Brown University, Providence, Rhode Island, USA; Yale School of Medicine, New Haven, Connecticut, USA; Department of Neurological Surgery, Barrow Neurological Institute, St. Joseph's Hospital and Medical Center, Phoenix, Arizona, USA.
Brown University, Providence, Rhode Island, USA; Yale School of Medicine, New Haven, Connecticut, USA; Department of Neurological Surgery, Barrow Neurological Institute, St. Joseph's Hospital and Medical Center, Phoenix, Arizona, USA.
World Neurosurg. 2020 Jun;138:e72-e81. doi: 10.1016/j.wneu.2020.01.236. Epub 2020 Feb 6.
Physician burnout in neurosurgery is highly prevalent and occurs most severely during residency. Although earlier assessments have identified stressors contributing to neurosurgery resident burnout, recovery interventions have not been studied extensively. We aimed to characterize burnout patterns and factors contributing to recovery through a single-institution assessment of neurosurgery residents across 4 decades.
We administered a 59-item questionnaire to all living current and former residents of a large neurosurgical training institution (n = 96).
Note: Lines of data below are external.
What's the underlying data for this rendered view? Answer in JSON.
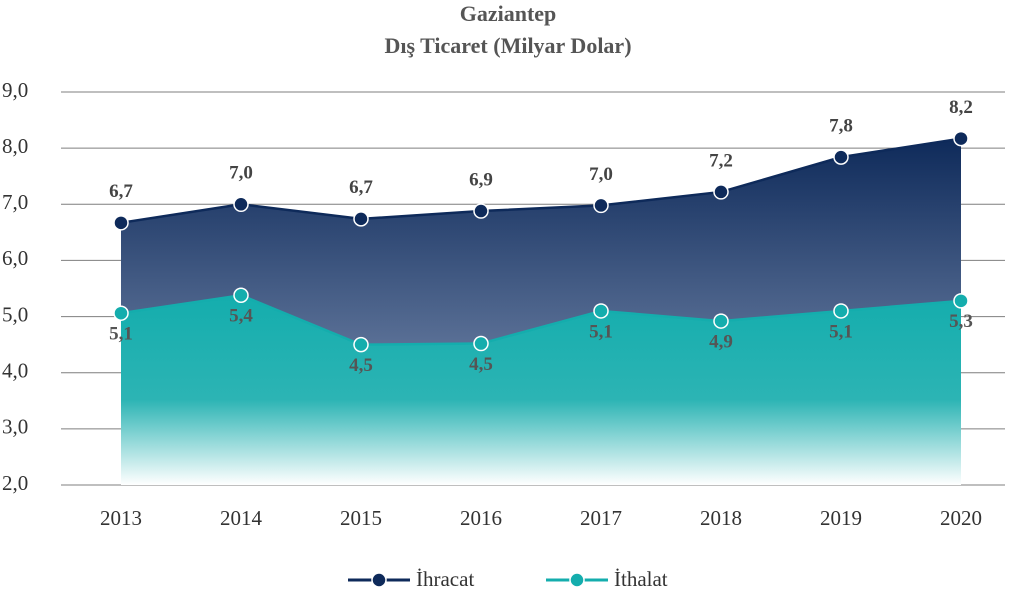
{
  "chart_data": {
    "type": "area",
    "title": "Gaziantep",
    "subtitle": "Dış Ticaret (Milyar Dolar)",
    "categories": [
      "2013",
      "2014",
      "2015",
      "2016",
      "2017",
      "2018",
      "2019",
      "2020"
    ],
    "series": [
      {
        "name": "İhracat",
        "color": "#0e2a5a",
        "values": [
          6.67,
          7.0,
          6.74,
          6.88,
          6.98,
          7.22,
          7.84,
          8.17
        ],
        "value_labels": [
          "6,7",
          "7,0",
          "6,7",
          "6,9",
          "7,0",
          "7,2",
          "7,8",
          "8,2"
        ]
      },
      {
        "name": "İthalat",
        "color": "#14adad",
        "values": [
          5.06,
          5.38,
          4.5,
          4.52,
          5.1,
          4.92,
          5.1,
          5.28
        ],
        "value_labels": [
          "5,1",
          "5,4",
          "4,5",
          "4,5",
          "5,1",
          "4,9",
          "5,1",
          "5,3"
        ]
      }
    ],
    "ylim": [
      2,
      9
    ],
    "yticks": [
      {
        "value": 2,
        "label": "2,0"
      },
      {
        "value": 3,
        "label": "3,0"
      },
      {
        "value": 4,
        "label": "4,0"
      },
      {
        "value": 5,
        "label": "5,0"
      },
      {
        "value": 6,
        "label": "6,0"
      },
      {
        "value": 7,
        "label": "7,0"
      },
      {
        "value": 8,
        "label": "8,0"
      },
      {
        "value": 9,
        "label": "9,0"
      }
    ],
    "grid": true,
    "legend": "bottom"
  }
}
Respondents indicated the timeline of burnout or hardship during residency and evaluated burnout stressors and recovery factors through a 5-point Likert scale and free-text response.
The survey response rate was 67% (64 of 96). The overall self-reported burnout rate was 30% (19 of 64). Recent trainees were significantly more likely to report burnout (P < 0.05). Postgraduate year 2 was cited by 66% of respondents as the onset of burnout or hardship. The most common stressors included work-life imbalance (55%) and imbalance of resident duties (33%). The highest-impact recovery factors were end of a rotation or postgraduate year (80%), increased sleep (48%), and meaningful relationships with colleagues (42%). Institution-specific factors, such as outdoor activities (52%) and intraprogram social events (34%), were also influential in recovery. In free-text responses, respondents identified a strong sense of mission in neurosurgical training as a central driver of recovery to wellness.
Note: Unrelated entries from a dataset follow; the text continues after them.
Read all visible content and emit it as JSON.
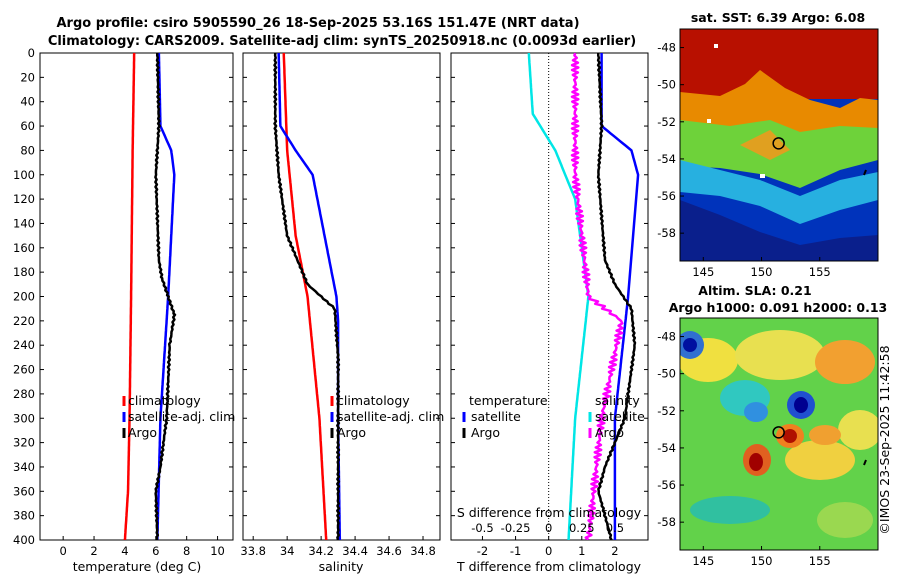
{
  "chart_data": [
    {
      "type": "line",
      "title_line1": "Argo profile: csiro 5905590_26 18-Sep-2025 53.16S 151.47E (NRT data)",
      "title_line2": "Climatology: CARS2009. Satellite-adj clim: synTS_20250918.nc (0.0093d earlier)",
      "xlabel": "temperature (deg C)",
      "xlim": [
        -1.5,
        11
      ],
      "xticks": [
        "0",
        "2",
        "4",
        "6",
        "8",
        "10"
      ],
      "xtick_values": [
        0,
        2,
        4,
        6,
        8,
        10
      ],
      "ylim": [
        0,
        400
      ],
      "yticks": [
        "0",
        "20",
        "40",
        "60",
        "80",
        "100",
        "120",
        "140",
        "160",
        "180",
        "200",
        "220",
        "240",
        "260",
        "280",
        "300",
        "320",
        "340",
        "360",
        "380",
        "400"
      ],
      "legend": [
        "climatology",
        "satellite-adj. clim",
        "Argo"
      ],
      "legend_position": "lower-right",
      "series": [
        {
          "name": "climatology",
          "color": "#ff0000",
          "depth": [
            0,
            80,
            200,
            300,
            360,
            400
          ],
          "values": [
            4.6,
            4.5,
            4.4,
            4.3,
            4.2,
            4.0
          ]
        },
        {
          "name": "satellite-adj. clim",
          "color": "#0000ff",
          "depth": [
            0,
            60,
            80,
            100,
            200,
            300,
            400
          ],
          "values": [
            6.2,
            6.3,
            7.0,
            7.2,
            6.8,
            6.3,
            6.1
          ]
        },
        {
          "name": "Argo",
          "color": "#000000",
          "depth": [
            0,
            60,
            100,
            170,
            185,
            200,
            215,
            240,
            300,
            340,
            360,
            400
          ],
          "values": [
            6.1,
            6.2,
            6.0,
            6.2,
            6.4,
            6.8,
            7.2,
            6.9,
            6.7,
            6.3,
            6.0,
            6.1
          ]
        }
      ]
    },
    {
      "type": "line",
      "xlabel": "salinity",
      "xlim": [
        33.74,
        34.9
      ],
      "xticks": [
        "33.8",
        "34",
        "34.2",
        "34.4",
        "34.6",
        "34.8"
      ],
      "xtick_values": [
        33.8,
        34.0,
        34.2,
        34.4,
        34.6,
        34.8
      ],
      "ylim": [
        0,
        400
      ],
      "legend": [
        "climatology",
        "satellite-adj. clim",
        "Argo"
      ],
      "legend_position": "lower-right",
      "series": [
        {
          "name": "climatology",
          "color": "#ff0000",
          "depth": [
            0,
            80,
            150,
            200,
            300,
            400
          ],
          "values": [
            33.98,
            34.0,
            34.05,
            34.12,
            34.19,
            34.23
          ]
        },
        {
          "name": "satellite-adj. clim",
          "color": "#0000ff",
          "depth": [
            0,
            60,
            80,
            100,
            200,
            220,
            300,
            400
          ],
          "values": [
            33.95,
            33.96,
            34.05,
            34.15,
            34.29,
            34.3,
            34.3,
            34.31
          ]
        },
        {
          "name": "Argo",
          "color": "#000000",
          "depth": [
            0,
            60,
            100,
            150,
            190,
            210,
            250,
            300,
            400
          ],
          "values": [
            33.93,
            33.93,
            33.95,
            34.0,
            34.12,
            34.28,
            34.3,
            34.3,
            34.3
          ]
        }
      ]
    },
    {
      "type": "line",
      "xlabel": "T difference from climatology",
      "xlim": [
        -2.95,
        3.0
      ],
      "xticks": [
        "-2",
        "-1",
        "0",
        "1",
        "2"
      ],
      "xtick_values": [
        -2,
        -1,
        0,
        1,
        2
      ],
      "top_axis_label": "S difference from climatology",
      "top_xticks": [
        "-0.5",
        "-0.25",
        "0",
        "0.25",
        "0.5"
      ],
      "top_xtick_values": [
        -0.5,
        -0.25,
        0,
        0.25,
        0.5
      ],
      "ylim": [
        0,
        400
      ],
      "legend_temperature_title": "temperature",
      "legend_temperature": [
        "satellite",
        "Argo"
      ],
      "legend_salinity_title": "salinity",
      "legend_salinity": [
        "satellite",
        "Argo"
      ],
      "series": [
        {
          "name": "temperature satellite",
          "color": "#0000ff",
          "depth": [
            0,
            60,
            80,
            100,
            200,
            300,
            400
          ],
          "values": [
            1.6,
            1.6,
            2.5,
            2.7,
            2.4,
            2.0,
            2.0
          ]
        },
        {
          "name": "temperature Argo",
          "color": "#000000",
          "depth": [
            0,
            60,
            100,
            170,
            190,
            210,
            240,
            300,
            340,
            360,
            400
          ],
          "values": [
            1.5,
            1.6,
            1.5,
            1.7,
            2.0,
            2.5,
            2.6,
            2.3,
            1.7,
            1.5,
            1.9
          ]
        },
        {
          "name": "salinity satellite",
          "color": "#00e6e6",
          "depth": [
            0,
            50,
            80,
            120,
            200,
            300,
            400
          ],
          "values": [
            -0.15,
            -0.12,
            0.05,
            0.2,
            0.3,
            0.2,
            0.15
          ]
        },
        {
          "name": "salinity Argo",
          "color": "#ff00ff",
          "depth": [
            0,
            100,
            200,
            220,
            300,
            400
          ],
          "values": [
            0.2,
            0.2,
            0.3,
            0.55,
            0.4,
            0.3
          ]
        }
      ]
    },
    {
      "type": "heatmap",
      "title": "sat. SST: 6.39 Argo: 6.08",
      "xlim": [
        143,
        160
      ],
      "ylim": [
        -59.5,
        -47
      ],
      "xticks": [
        "145",
        "150",
        "155"
      ],
      "yticks": [
        "-48",
        "-50",
        "-52",
        "-54",
        "-56",
        "-58"
      ],
      "marker_lon": 151.47,
      "marker_lat": -53.16
    },
    {
      "type": "heatmap",
      "title_line1": "Altim. SLA: 0.21",
      "title_line2": "Argo h1000: 0.091 h2000: 0.13",
      "xlim": [
        143,
        160
      ],
      "ylim": [
        -59.5,
        -47
      ],
      "xticks": [
        "145",
        "150",
        "155"
      ],
      "yticks": [
        "-48",
        "-50",
        "-52",
        "-54",
        "-56",
        "-58"
      ],
      "marker_lon": 151.47,
      "marker_lat": -53.16
    }
  ],
  "watermark": "©IMOS 23-Sep-2025 11:42:58"
}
Institutional support structures promoting mentorship and camaraderie are actionable methods to encourage resident burnout recovery. This study serves as a model for other programs to identify their "critical periods" of burnout and effective wellness interventions.
神经外科医生的职业倦怠在神经外科中非常普遍,并且在住院医师培训期间最为严重。尽管早期的评估已经确定了导致神经外科住院医师职业倦怠的压力源,但恢复干预措施尚未得到广泛研究。我们旨在通过对一家大型神经外科培训机构的神经外科住院医师进行单机构评估,描述倦怠模式和导致恢复的因素。
我们向一家大型神经外科培训机构的所有现任和前任住院医师(n=96)发放了一份 59 项的问卷。回答者在住院期间表示职业倦怠或困难的时间线,并通过 5 点李克特量表和自由文本回复评估职业倦怠压力源和恢复因素。
调查的回复率为 67%(96 人中的 64 人)。总的自我报告的倦怠率为 30%(64 人中的 19 人)。最近的受训者报告倦怠的可能性显著更高(P<0.05)。66%的受访者将第 2 年住院医师培训期称为倦怠或困难的开始。最常见的压力源包括工作与生活的失衡(55%)和住院医师职责的失衡(33%)。影响最大的恢复因素是轮班结束或住院医师培训结束(80%)、增加睡眠(48%)和与同事建立有意义的关系(42%)。机构特定因素,如户外活动(52%)和内部计划社交活动(34%),也对恢复有影响。在自由文本回复中,回答者确定了在神经外科培训中强烈的使命感是恢复健康的主要驱动力。
促进导师制和友情的机构支持结构是鼓励住院医师恢复职业倦怠的可行方法。这项研究为其他项目提供了一个模型,以确定其“倦怠关键时期”和有效的健康干预措施。